Back in November of last year, I talked extensively about a market breadth indicator called the advance-decline line (AD line) -- a technical-analysis tool that charts the number of advancing stocks minus the number of declining stocks. This indicator is a telling sign of what's going on beneath the surface.
For instance, if the market is hitting new highs, you would look at this indicator to make sure it, too, was advancing and hitting new highs. This would show strong participation in the market and confirm the bullish trend. However, if the AD line fails to keep pace with the underlying index, this is a sign of weakness in the market, signaling a bearish divergence.
In my original discussion, I pointed out that the AD line revealed a bearish divergence in late September. A week later, the market selloff began and didn't let up until December 24.
I touched on this indicator once again in late January, along with another one -- the Coppock Curve. These two indicators, along with my Maximum Profit system, were showing bullish characteristics.
We took those bullish signals and loaded up on stocks... and we've been nicely rewarded. The market is up more than 4.5% in the three weeks since that late January issue, and the four stocks we added at that time are all doing even better, with each outpacing the broader market. Combined they are up an average 11.7%.
Just last week the AD line reached new all-time highs, which tells me that the bull market is officially back. The last time we saw the AD line race out and hit new highs before the underlying index -- the NYSE Composite Index in this case -- the market followed suit shortly after.
It seems that investors are ready to put the miserable fourth quarter behind them and begin buying stocks again. Fortunately, we've been one step ahead with our Maximum Profit system, and the flagged four new buys last week to further take advantage of the renewed bull market.
It's not too late to take advantage of these bullish trends, but there are a few things to keep in mind...

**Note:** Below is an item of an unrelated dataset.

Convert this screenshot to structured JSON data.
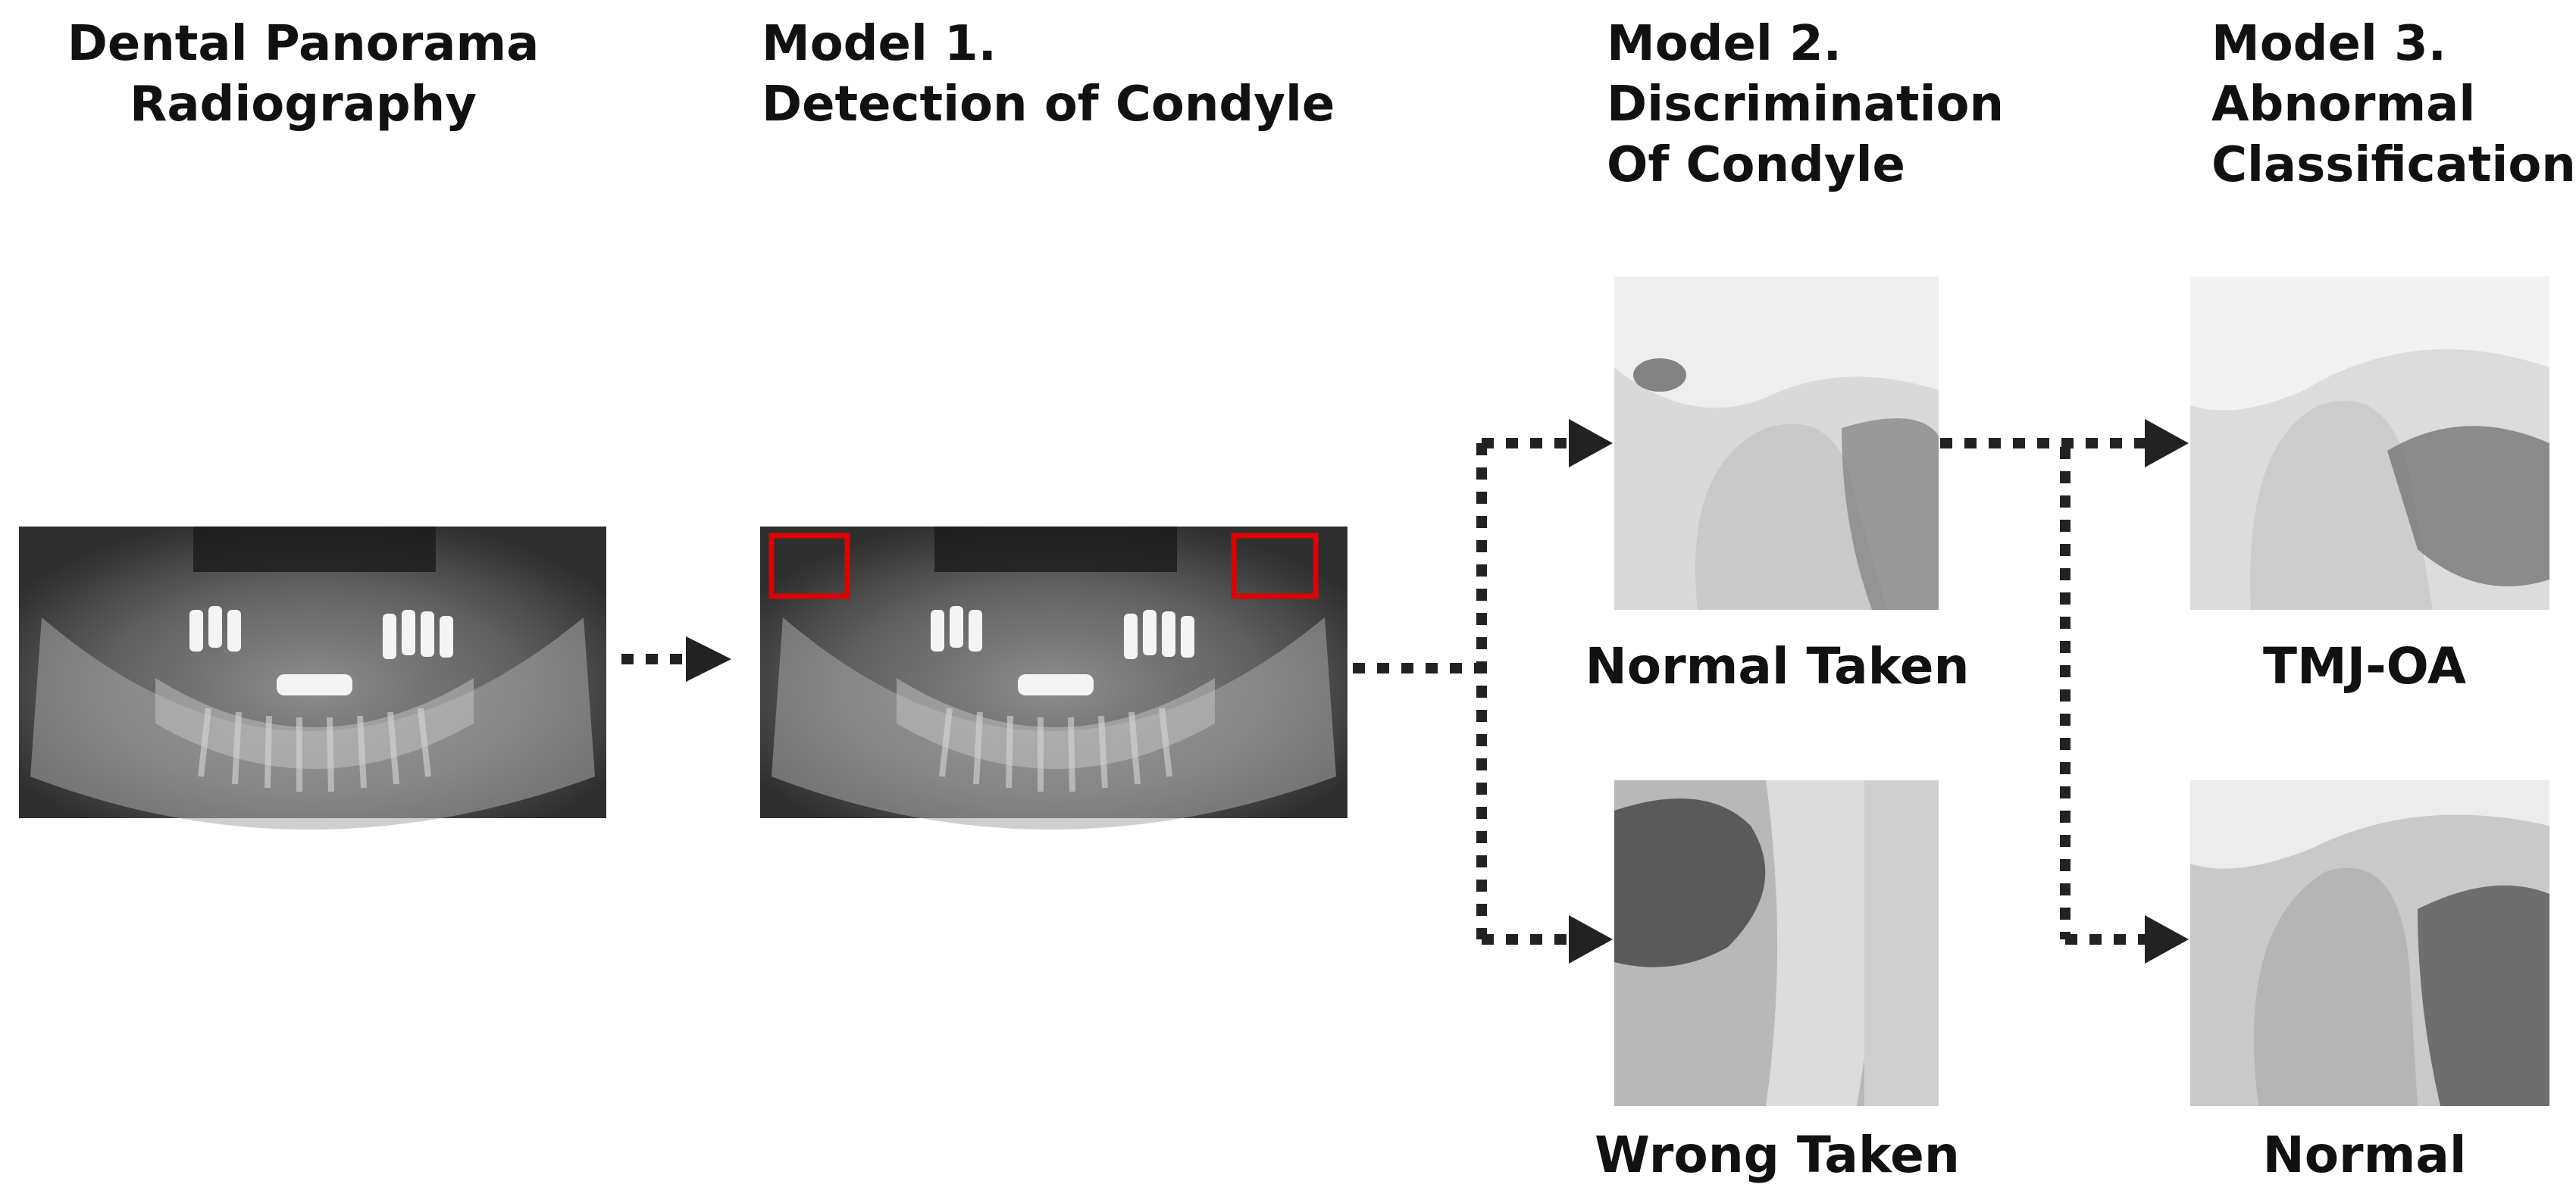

Even in the face of several bullish indicators, though, there still are a couple of wild cards we need to watch. Namely, the trade war with China, and the Fed's stance on interest rates. The Fed has been accommodative recently, but it could quickly change its tune as this bull market begins to pick up steam. As for the trade negotiations with China, as I write it is looking as if genuine progress is being made toward a broad agreement. But that, too, could turn on a dime.